Not only did WRXB’s parent company not purchase and maintain equipment, the disc jockeys had to supply their own music and computer programs.
“At some point, you have to put something into the station,” said Ed Edwards, former general manager as of Tuesday. “We stayed on the air with band aides. The public couldn’t fathom what went on because we were able to sound decent on the air, but behind the scenes, it was an absolute tragedy.”
Guess and the other personalities felt WRXB was more than just a place to work, it was more like a ministry.
“It has been a tremendous blessing in the years that we have been in existence,” stated Guess, who revealed that three different people confided in him that they were contemplating suicide but decided not to when a song was played that regulated their minds.
“Those are the things that I witnessed in sharing the inspirational music.”
Guess is kicking around the idea of going to Chicago and trying to work out a license agreement with Polnet where someone could lease the station until something could be permanently done.
“I’ve been throwing it around to several pastors that have an interest in it.
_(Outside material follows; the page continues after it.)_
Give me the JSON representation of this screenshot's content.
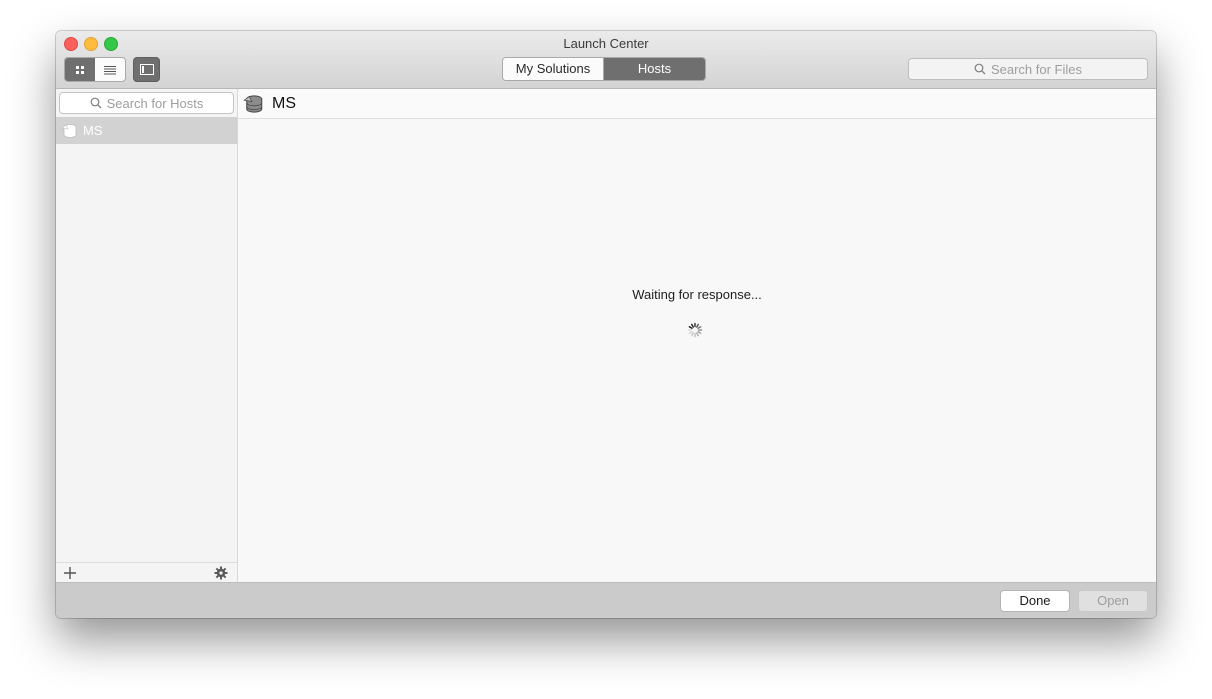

The good thing about it is right now they are so desperate, I think that they will take any offer,” stated Guess.
Edwards said the station could hit the market for as little as $250,000.
“It was a shame that financially WRXB couldn’t stay on the air after it served the black community all these years, especially with the support that it had at one time under Mr. Danzey,” Edwards said.
Throughout the years, personalities have come gone. Many of the long-time listeners will remember Jim Murray, Rob Simone, Sister Dianne Hughes, Mike Walker, Pastor Norma Miller, Ivan Summers, Tony King and the list goes on and on.
It will be hard to say goodbye to Brian Anderson, Johnnie Butler, Princess Denise Wright and all the other programs and radio personalities.
“It could be that WRXB’s season is over, but I don’t believe that because when you talk about the season being over then you’re talking about God’s Word or ministry being over and there is no season to that,” said Guess.
Since the powers that be in Chicago would not show the black community the respect that it deserves, Guess wants listeners to know how he feels from the bottom of his heart.
“I want to take the opportunity to thank all of the individuals, our valuable listeners that have been with us down through the years. Hopefully, we touched hearts and minds regularly and most of all restored someone’s spirit. It’s been a journey; it’s been a ride. Thank God for all of those individuals that supported WRXB to the end.”